Pinduoduo’s losses widen as e-commerce player offers incentives to attract higher-quality merchants
- Decision to offer higher quality merchants more traffic and discounted commission fees came after Pinduoduo was hit by a spate of criticism after IPO
Chinese e-commerce firm Pinduoduo saw losses widen almost five-fold in the third quarter, as the company continues to spend on incentives aimed at attracting higher quality merchants to its platform to distance it from an association with inferior-quality goods.
Revenue for the three months ended September 30 jumped seven-fold to 3.4 billion yuan (US$490 million), although net losses for the company increased to 1.1 billion yuan, up about 496 per cent compared to the same time last year.
Sales and marketing costs increased about 7 times to 3.2 billion yuan, and the cost of online marketplace services jumped 4 times to 774.7 million yuan. Pinduoduo also incurred nearly 10 times more in research and development expenses as it sought to fight counterfeit products on its platform.
“Though our monetisation rate continued to improve, it was partially offset by the strategy we announced in the last quarter after rewarding higher quality merchants with more traffic,” said Colin Huang Zheng, chief executive and chairman of Pinduoduo.
“We hope to create a virtuous cycle whereby high quality merchants who will provide value for money products with good user experiences are rewarded, attracting more high quality merchants to our platform.”

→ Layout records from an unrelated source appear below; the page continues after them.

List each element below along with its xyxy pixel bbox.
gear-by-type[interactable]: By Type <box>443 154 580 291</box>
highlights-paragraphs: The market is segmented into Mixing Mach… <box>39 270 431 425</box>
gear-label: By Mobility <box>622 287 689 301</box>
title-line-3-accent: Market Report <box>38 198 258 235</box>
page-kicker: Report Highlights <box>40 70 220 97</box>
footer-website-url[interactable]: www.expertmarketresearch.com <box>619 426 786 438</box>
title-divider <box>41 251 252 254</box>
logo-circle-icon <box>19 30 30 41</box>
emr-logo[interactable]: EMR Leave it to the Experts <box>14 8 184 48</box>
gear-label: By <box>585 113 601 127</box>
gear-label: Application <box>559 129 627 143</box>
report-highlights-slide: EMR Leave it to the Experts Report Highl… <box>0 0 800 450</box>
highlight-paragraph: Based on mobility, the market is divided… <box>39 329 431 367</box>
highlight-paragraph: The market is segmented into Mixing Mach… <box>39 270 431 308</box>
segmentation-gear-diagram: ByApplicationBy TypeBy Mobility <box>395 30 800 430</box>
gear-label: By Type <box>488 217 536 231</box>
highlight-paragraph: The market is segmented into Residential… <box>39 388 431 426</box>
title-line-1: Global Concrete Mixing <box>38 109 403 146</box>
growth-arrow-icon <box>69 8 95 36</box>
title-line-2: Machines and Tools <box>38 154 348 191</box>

The decision to offer higher quality merchants more traffic and discounted commission fees came after Pinduoduo was hit by a spate of criticism following its Nasdaq listing in July. The company was accused of offering counterfeit goods on its platform, with critics saying that it was not doing enough to combat the problem. Pinduoduo was later slapped with several class-action lawsuits in the US, for misleading investors into thinking that the company had a handle on infringement activities on its platform.
In the call, Pinduoduo’s vice-president of finance Xu Tian also addressed recent accusations that the company had inflated its gross merchandise volume – a measure of goods sold over the platform – as well as falsely trimming its losses.
“I would like to stress that we have always held ourselves to the highest standards and that the numbers in our consolidated financial statements are in compliance with the rules and regulations of the SEC,” said Xu, who added that the company’s filings are in accordance with US GAAP and have been audited by Ernst and Young.
Texas-based activist fund Blue Orca, which was shorting the stock, made the accusations in a report last week.
The company’s shares closed up 16.6 per cent at US$23.14 on Wednesday in the US, following the release of its earnings results.